Мать уж и не знала, что делать. Гордыня у дочери. А Габриэль над матерью смеялась. Говорила: плюшка наша московская в религию ударилась.

Так хоть в свою! А дочурка на год в Индию умотала. Куда! С её-то здоровьем! Мать плакала. Но Интернет бодро освоила и с дочерью переписывалась. И очень тосковала.

Ещё лет пять по планете моталась — чем жива была, непонятно. Зарабатывала — где переводами. Где кому портрет нарисует. А то и скульптуру изваяет. Хочет — по переходам на скрипке играет. А хочет — кому программное обеспечение наладит, софт напишет (мать понятия не имела, что это такое, надеялась — хоть что-то приличное.) И ещё была вроде как журналист. Но не на постоянной основе в какой-нибудь порядочной газете. А в десяти местах сразу. Мать такого не понимала. Но когда дочь купила им двухкомнатную квартиру, да поближе к центру — успокоилась. Но однушку продавать не стала. Сдала. Мало ли. А ну как дочка замуж выйдет — не мешаться же старенькой маме под ногами у молодых.

Габриэль только смеялась. И снова и снова целовала свою мать в макушку. Замуж она не собиралась. Мать тихонько плакала по ночам. Понимала: кто ж такую возьмёт? Хоть бы ребёночка… Но молчала. Дочь могла быть очень жестокой. Лучше не трогать.
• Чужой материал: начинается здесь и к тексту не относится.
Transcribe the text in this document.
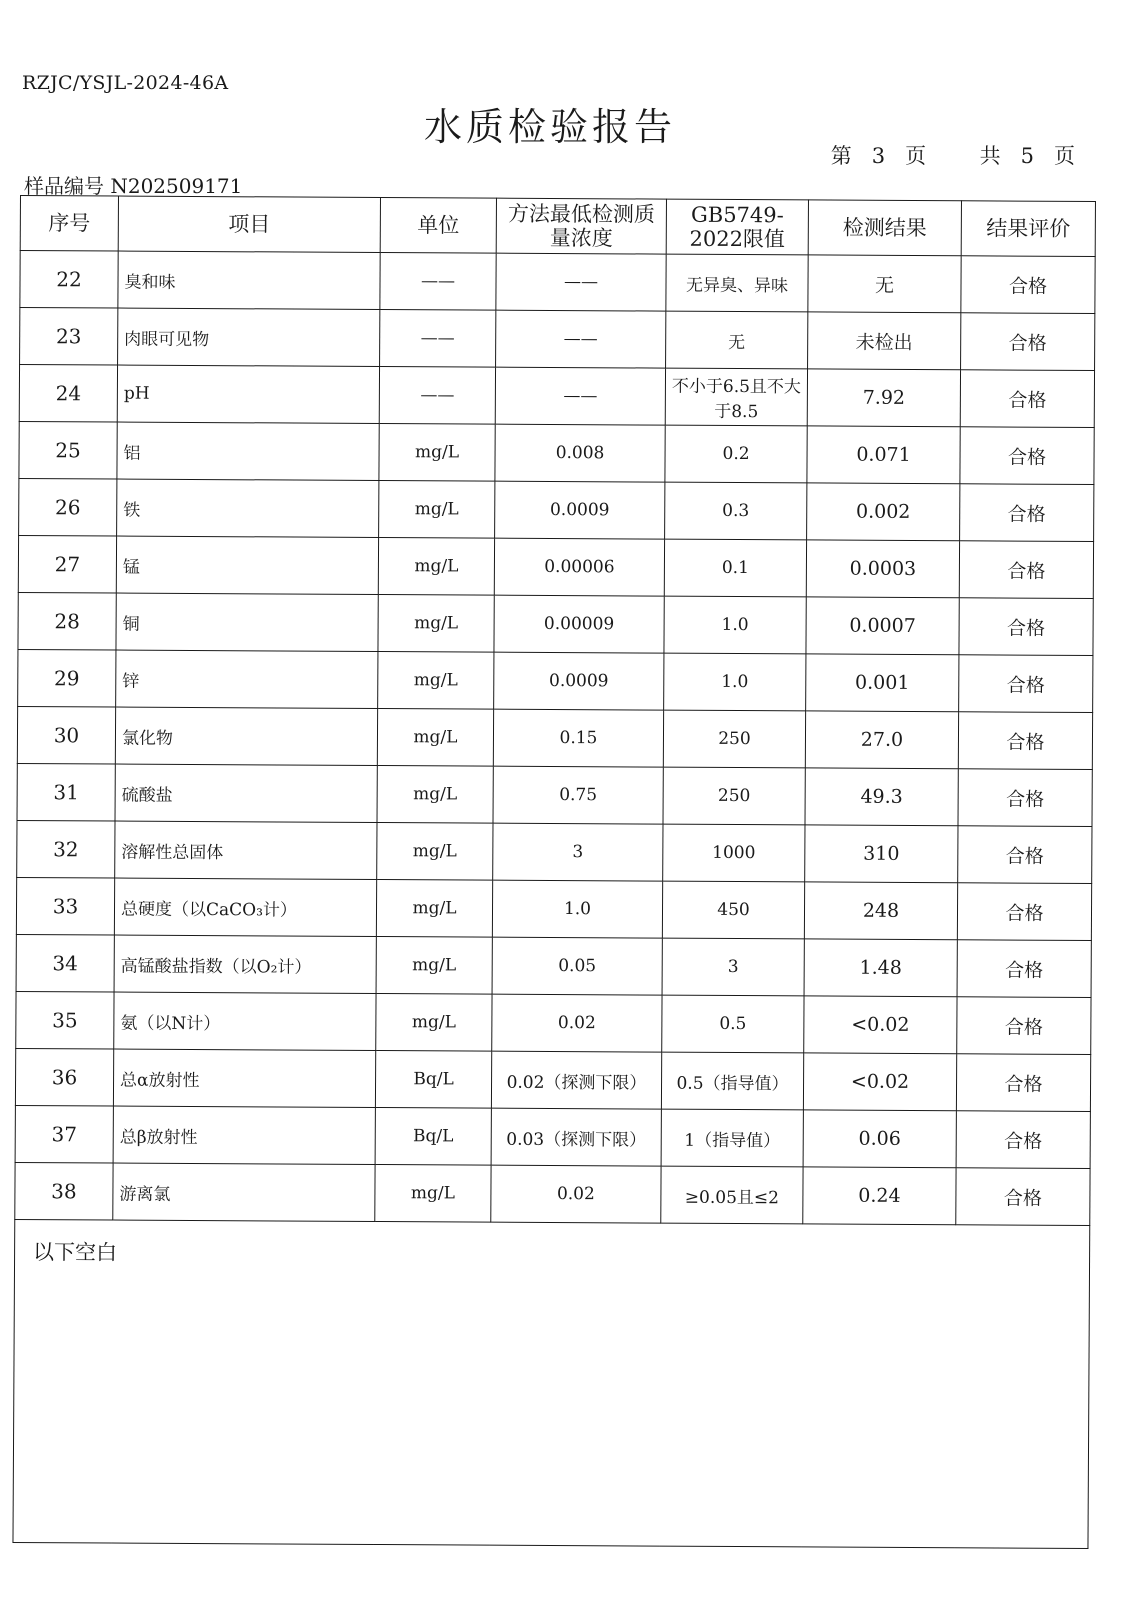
RZJC/YSJL-2024-46A
水质检验报告
第 3 页	共 5 页
样品编号 N202509171
序号	项目	单位	方法最低检测质量浓度	GB5749-2022限值	检测结果	结果评价
22	臭和味	——	——	无异臭、异味	无	合格
23	肉眼可见物	——	——	无	未检出	合格
24	pH	——	——	不小于6.5且不大于8.5	7.92	合格
25	铝	mg/L	0.008	0.2	0.071	合格
26	铁	mg/L	0.0009	0.3	0.002	合格
27	锰	mg/L	0.00006	0.1	0.0003	合格
28	铜	mg/L	0.00009	1.0	0.0007	合格
29	锌	mg/L	0.0009	1.0	0.001	合格
30	氯化物	mg/L	0.15	250	27.0	合格
31	硫酸盐	mg/L	0.75	250	49.3	合格
32	溶解性总固体	mg/L	3	1000	310	合格
33	总硬度（以CaCO₃计）	mg/L	1.0	450	248	合格
34	高锰酸盐指数（以O₂计）	mg/L	0.05	3	1.48	合格
35	氨（以N计）	mg/L	0.02	0.5	<0.02	合格
36	总α放射性	Bq/L	0.02（探测下限）	0.5（指导值）	<0.02	合格
37	总β放射性	Bq/L	0.03（探测下限）	1（指导值）	0.06	合格
38	游离氯	mg/L	0.02	≥0.05且≤2	0.24	合格
以下空白						
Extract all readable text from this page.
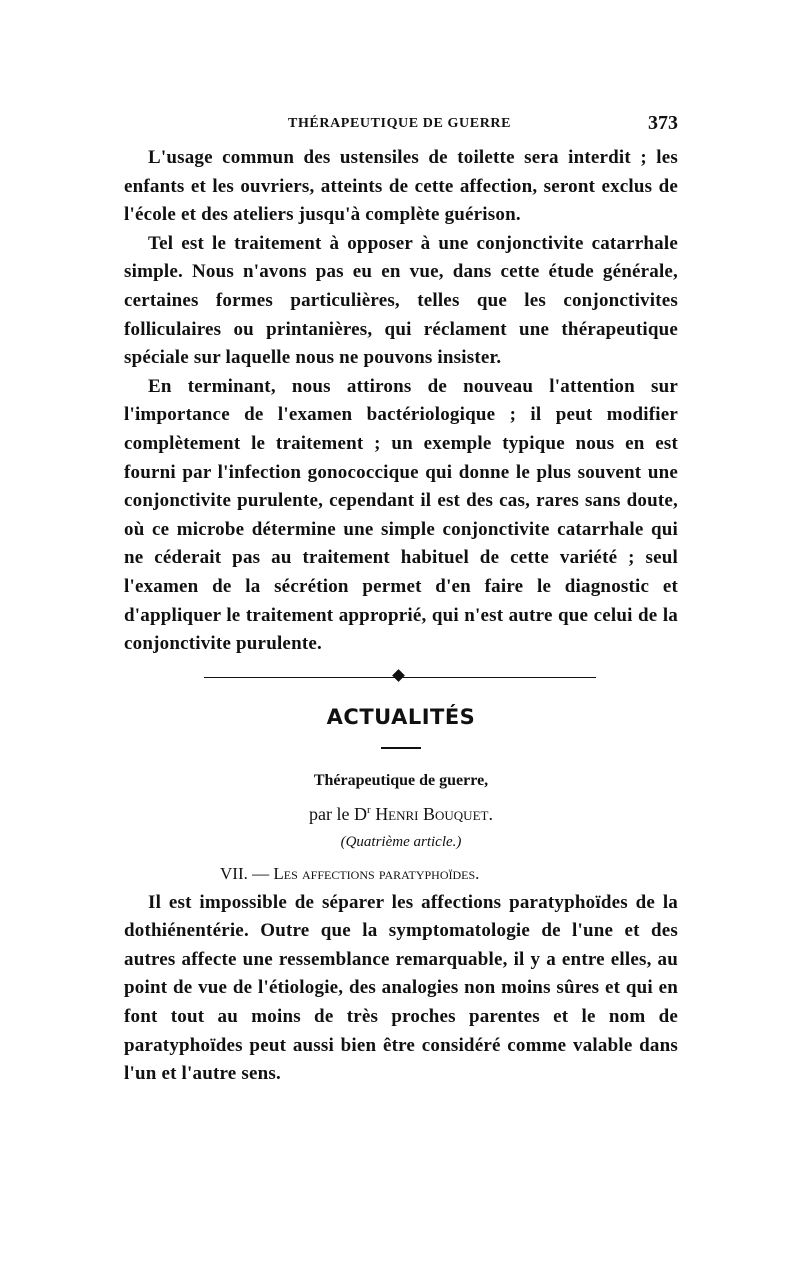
THÉRAPEUTIQUE DE GUERRE	373

L'usage commun des ustensiles de toilette sera interdit ; les enfants et les ouvriers, atteints de cette affection, seront exclus de l'école et des ateliers jusqu'à complète guérison.

Tel est le traitement à opposer à une conjonctivite catarrhale simple. Nous n'avons pas eu en vue, dans cette étude générale, certaines formes particulières, telles que les conjonctivites folliculaires ou printanières, qui réclament une thérapeutique spéciale sur laquelle nous ne pouvons insister.

En terminant, nous attirons de nouveau l'attention sur l'importance de l'examen bactériologique ; il peut modifier complètement le traitement ; un exemple typique nous en est fourni par l'infection gonococcique qui donne le plus souvent une conjonctivite purulente, cependant il est des cas, rares sans doute, où ce microbe détermine une simple conjonctivite catarrhale qui ne céderait pas au traitement habituel de cette variété ; seul l'examen de la sécrétion permet d'en faire le diagnostic et d'appliquer le traitement approprié, qui n'est autre que celui de la conjonctivite purulente.

ACTUALITÉS
Thérapeutique de guerre,
par le $D^r$ Henri Bouquet.
(Quatrième article.)
VII. — Les affections paratyphoïdes.

Il est impossible de séparer les affections paratyphoïdes de la dothiénentérie. Outre que la symptomatologie de l'une et des autres affecte une ressemblance remarquable, il y a entre elles, au point de vue de l'étiologie, des analogies non moins sûres et qui en font tout au moins de très proches parentes et le nom de paratyphoïdes peut aussi bien être considéré comme valable dans l'un et l'autre sens.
Матери было уже шестьдесят, она уже вышла на пенсию. Габриэль исполнилось тридцать. Она была полностью довольна своим образом жизни. Хотя мать и зудела в углу, что при таких талантах можно было бы то и это, так и так, а не вот так, не растрачивать себя!

И вот как-то раз Габриэль сообщила матери, что беременна.

Мать сперва поворчала про позор без мужа. Тихонечко, чтобы дочь не слышала. А потом — обрадовалась, разрыдалась, вспомнила всю свою жизнь. И даже хотела спросить, кто отец. Но испугалась. А потом испугалась ещё раз, когда её умная и талантливая Габриель стала её пугать тем, что будет рожать в воду. В воды. В священные воды Ганга. А то, может, и под стогом. В поле. Не решила ещё. Во всяком случае ко врачам — точно не пойдёт. Потому что они запретят ей рожать. Несерьёзно говорила. Вроде как. Вроде как над матерью шутила. Но когда срок был уж недель под тридцать — мать подступилась к дочери с серьёзным разговором, преодолевая страх. Потому что любила её больше жизни. А когда ты любишь больше жизни, переступать через инстинкт самосохранения легко и просто.